Oh Powers-That-Be, Deliver This Panic and Fear From Me
Fashion models' dressing room
THIS IS A FASHION MODELS' DRESSING ROOM -- where beautiful fashion models get dressed for strutting down the catwalk. This place is a very-secure place made for females only. No males. If someone in power sent me inside this room to deliver a message to one of the models, I would be shaking out of my shoes. It's the way a woman glares at a man when he sees her almost-undressed.
A DIESEL TRUCK --- scares me to death. There are 16 to 18 forward gears to deal with. Plus Dept. of Transportation laws. I would not make a good "gear jammer," for I can see myself getting into a traffic jam on the freeway in Los Angeles and having to bail before a gang of Hell's Angels dragged me from my truck and beat me up for causing the traffic jam.
Enter fear, the "being"
Almost every human being battles this vicious, flesh-ripping beast each day of their life. I do wish I could say that this beast has three horns sharp as a razor (carried by the late singer, Jim Croce's "Bad, Bad, Leroy Brown), breathes napalm and has three-ton scales on its back all the way to its scorpion-like tail. But I cannot. I have to face this beast and tell you the truth.
Fighting this "being" is far from fun. This monster can cause anyone a handful of painful ulcers along with digestive problems if it's not faced-down and defeated. I am totally-serious, friends. By the end of this self-confession of weakness, you will gain a new understanding of this being who has us all in his crosshairs.
Three other places "fear" lives
Fear is a complex beast, my friends
This being is "fear," "insecurity's" first-cousin and "no confidence's second-cousin. If you have one or all three against you, then your life will not be as you dream or expect it to be, so you can get accustomed to vast amounts of disappointments, let-downs, rejections, shame, embarrassment, and always coming in at second or last place in races you run.
Now the upside of fear is that it is not a mortal sin to have fear in your life. Being fearful goes with being human. It's just that some people have more fear than others with the end-results being of a bigger number than the normal man or woman with an average amount of fear.
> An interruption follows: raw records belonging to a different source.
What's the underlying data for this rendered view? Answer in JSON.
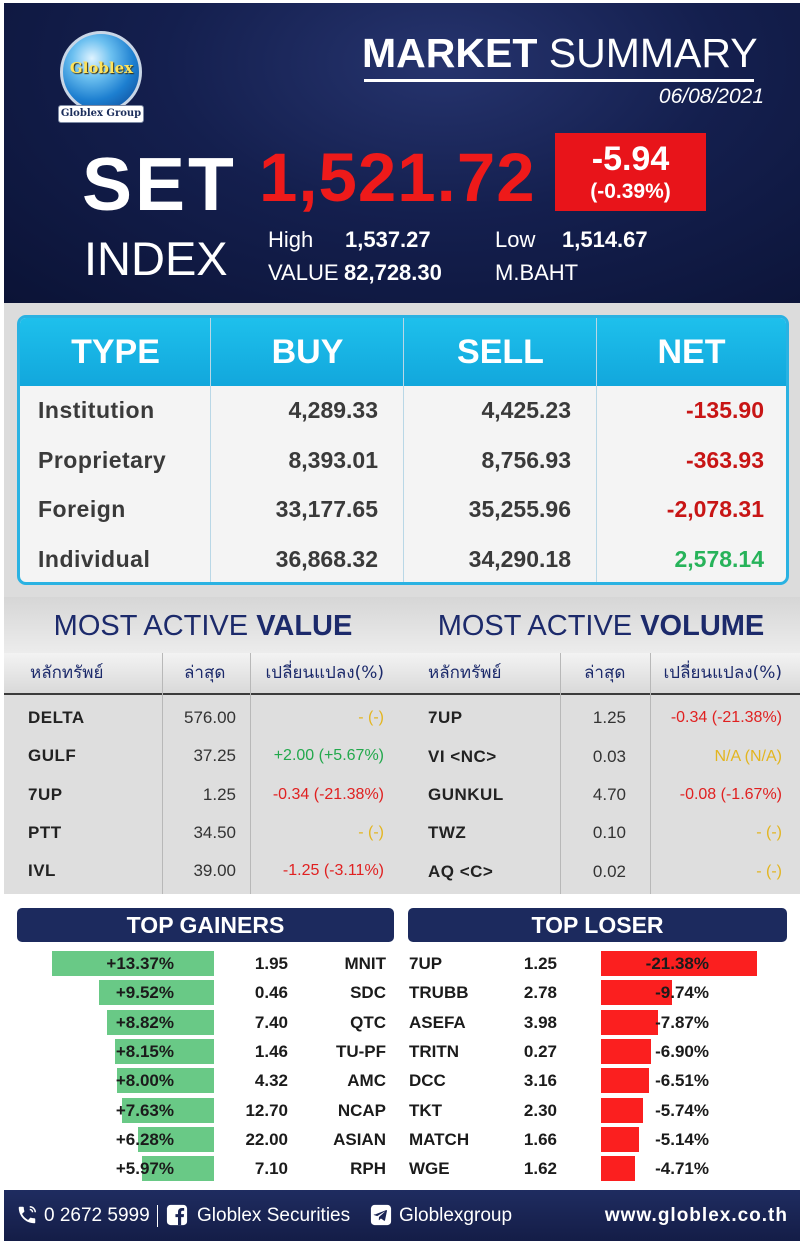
{
  "header": {
    "logo_text": "Globlex",
    "logo_group": "Globlex Group",
    "title_bold": "MARKET",
    "title_rest": "SUMMARY",
    "date": "06/08/2021",
    "set_label": "SET",
    "index_label": "INDEX",
    "index_value": "1,521.72",
    "change": "-5.94",
    "change_pct": "(-0.39%)",
    "high_label": "High",
    "high_value": "1,537.27",
    "low_label": "Low",
    "low_value": "1,514.67",
    "value_label": "VALUE",
    "value_amount": "82,728.30",
    "value_unit": "M.BAHT",
    "colors": {
      "index_red": "#ee1a1a",
      "change_box": "#e8141a"
    }
  },
  "net_table": {
    "headers": [
      "TYPE",
      "BUY",
      "SELL",
      "NET"
    ],
    "rows": [
      {
        "type": "Institution",
        "buy": "4,289.33",
        "sell": "4,425.23",
        "net": "-135.90",
        "sign": "neg"
      },
      {
        "type": "Proprietary",
        "buy": "8,393.01",
        "sell": "8,756.93",
        "net": "-363.93",
        "sign": "neg"
      },
      {
        "type": "Foreign",
        "buy": "33,177.65",
        "sell": "35,255.96",
        "net": "-2,078.31",
        "sign": "neg"
      },
      {
        "type": "Individual",
        "buy": "36,868.32",
        "sell": "34,290.18",
        "net": "2,578.14",
        "sign": "pos"
      }
    ]
  },
  "most_active_value": {
    "title_rest": "MOST ACTIVE",
    "title_bold": "VALUE",
    "col_symbol": "หลักทรัพย์",
    "col_last": "ล่าสุด",
    "col_change": "เปลี่ยนแปลง(%)",
    "rows": [
      {
        "symbol": "DELTA",
        "last": "576.00",
        "change": "- (-)",
        "sign": "neu"
      },
      {
        "symbol": "GULF",
        "last": "37.25",
        "change": "+2.00 (+5.67%)",
        "sign": "pos"
      },
      {
        "symbol": "7UP",
        "last": "1.25",
        "change": "-0.34 (-21.38%)",
        "sign": "neg"
      },
      {
        "symbol": "PTT",
        "last": "34.50",
        "change": "- (-)",
        "sign": "neu"
      },
      {
        "symbol": "IVL",
        "last": "39.00",
        "change": "-1.25 (-3.11%)",
        "sign": "neg"
      }
    ]
  },
  "most_active_volume": {
    "title_rest": "MOST ACTIVE",
    "title_bold": "VOLUME",
    "col_symbol": "หลักทรัพย์",
    "col_last": "ล่าสุด",
    "col_change": "เปลี่ยนแปลง(%)",
    "rows": [
      {
        "symbol": "7UP",
        "last": "1.25",
        "change": "-0.34 (-21.38%)",
        "sign": "neg"
      },
      {
        "symbol": "VI <NC>",
        "last": "0.03",
        "change": "N/A (N/A)",
        "sign": "neu"
      },
      {
        "symbol": "GUNKUL",
        "last": "4.70",
        "change": "-0.08 (-1.67%)",
        "sign": "neg"
      },
      {
        "symbol": "TWZ",
        "last": "0.10",
        "change": "- (-)",
        "sign": "neu"
      },
      {
        "symbol": "AQ <C>",
        "last": "0.02",
        "change": "- (-)",
        "sign": "neu"
      }
    ]
  },
  "top_gainers": {
    "title": "TOP GAINERS",
    "rows": [
      {
        "pct": "+13.37%",
        "pct_value": 13.37,
        "last": "1.95",
        "symbol": "MNIT"
      },
      {
        "pct": "+9.52%",
        "pct_value": 9.52,
        "last": "0.46",
        "symbol": "SDC"
      },
      {
        "pct": "+8.82%",
        "pct_value": 8.82,
        "last": "7.40",
        "symbol": "QTC"
      },
      {
        "pct": "+8.15%",
        "pct_value": 8.15,
        "last": "1.46",
        "symbol": "TU-PF"
      },
      {
        "pct": "+8.00%",
        "pct_value": 8.0,
        "last": "4.32",
        "symbol": "AMC"
      },
      {
        "pct": "+7.63%",
        "pct_value": 7.63,
        "last": "12.70",
        "symbol": "NCAP"
      },
      {
        "pct": "+6.28%",
        "pct_value": 6.28,
        "last": "22.00",
        "symbol": "ASIAN"
      },
      {
        "pct": "+5.97%",
        "pct_value": 5.97,
        "last": "7.10",
        "symbol": "RPH"
      }
    ]
  },
  "top_loser": {
    "title": "TOP LOSER",
    "rows": [
      {
        "symbol": "7UP",
        "last": "1.25",
        "pct": "-21.38%",
        "pct_value": 21.38
      },
      {
        "symbol": "TRUBB",
        "last": "2.78",
        "pct": "-9.74%",
        "pct_value": 9.74
      },
      {
        "symbol": "ASEFA",
        "last": "3.98",
        "pct": "-7.87%",
        "pct_value": 7.87
      },
      {
        "symbol": "TRITN",
        "last": "0.27",
        "pct": "-6.90%",
        "pct_value": 6.9
      },
      {
        "symbol": "DCC",
        "last": "3.16",
        "pct": "-6.51%",
        "pct_value": 6.51
      },
      {
        "symbol": "TKT",
        "last": "2.30",
        "pct": "-5.74%",
        "pct_value": 5.74
      },
      {
        "symbol": "MATCH",
        "last": "1.66",
        "pct": "-5.14%",
        "pct_value": 5.14
      },
      {
        "symbol": "WGE",
        "last": "1.62",
        "pct": "-4.71%",
        "pct_value": 4.71
      }
    ]
  },
  "footer": {
    "phone": "0 2672 5999",
    "facebook": "Globlex Securities",
    "telegram": "Globlexgroup",
    "website": "www.globlex.co.th",
    "icons": [
      "phone-icon",
      "facebook-icon",
      "telegram-icon"
    ]
  }
}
Now may I talk about myself? I know that I sound egotistical, but I cannot say it any other way. I promise to be brief. Concerning my being a "long-time victim," of "fear,' I can only hope for a miracle to allow me to see the time and place where "fear" started bullying me around like a ragdoll with no stuffing. It is this serious.
A lion's cage
SAY HI, TO THE LIONS' CAGE --- a sure-fire "den of death," if one is trapped inside of this with a few hungry lions. Lions have no conscience that we know of. And if they are hungry, nature has it that they eat--anything made of flesh and duhhhh! I am made of flesh. I would not enter one of these cages even if it were empty.
Marine boot camp
Other things that cause "fear" to attack me
My dad was "fear's" main lieutenant
(Some) of the reason that I am like this, fearful of most new things, people and places, is my dad whom I know meant me no harm in always taking me aside each time I had an opportunity to experience something new, to just fill me with all negative reasons why I should just let it pass.
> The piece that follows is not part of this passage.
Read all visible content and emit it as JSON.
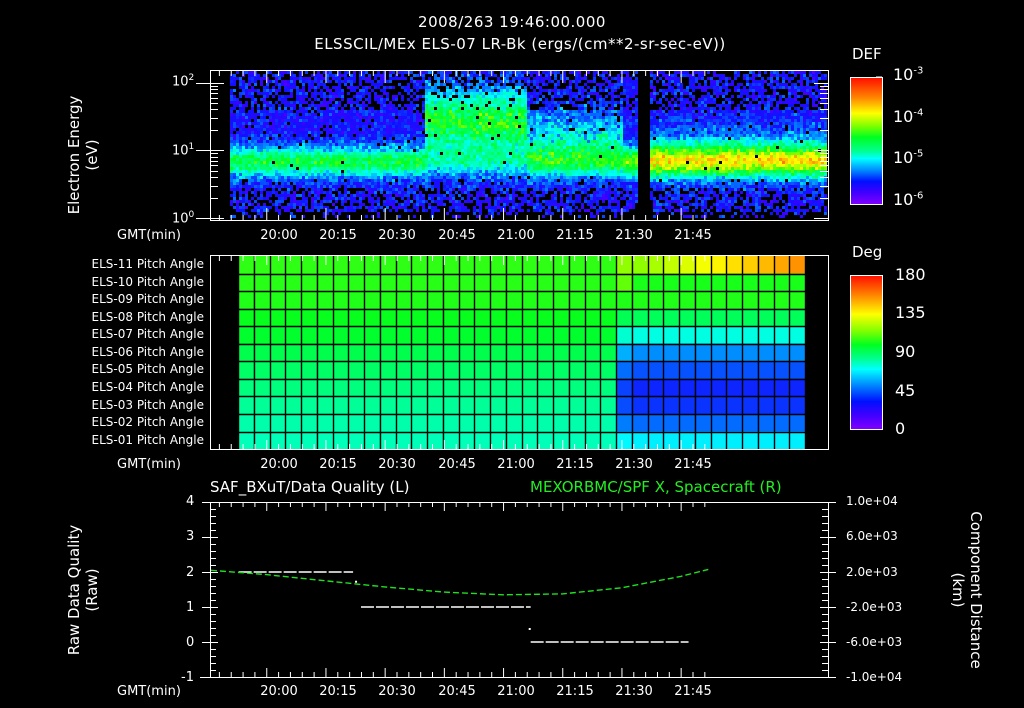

I would protest like any kid would if he knew that most of these shining-opportunities would never show themselves again, but my words fell on stubborn ears. My dad would always say, "That's too dangerous," or "You do not need this," both convenient arguments and reasons to keep me at home as another exciting chance to grow sailed out of sight. I was not a kid when these encounters would happen. I recall that I was 14. I always thought to myself, when I get older, this will change. How wrong I was, for this denying me some memorable things just kept on the older I got.
I have some photo examples of the areas in which my dad prevented me from growing into a normal manhood and adding some spice to my life.
The "monster" fear shows me these photos in my imagination
EVEN SEEING A CARTOON OF --- a police line-up as we have seen on television gives me the creeps. If a person is accused of committing a crime, they are put with three or four other people who may or may not be a thug. Then the witness, who is behind a one-way glass, has to identify "the" real criminal. Just imagine. A person's freedom is in the breath of the witness to say, "he is the one, " or "he is not the one."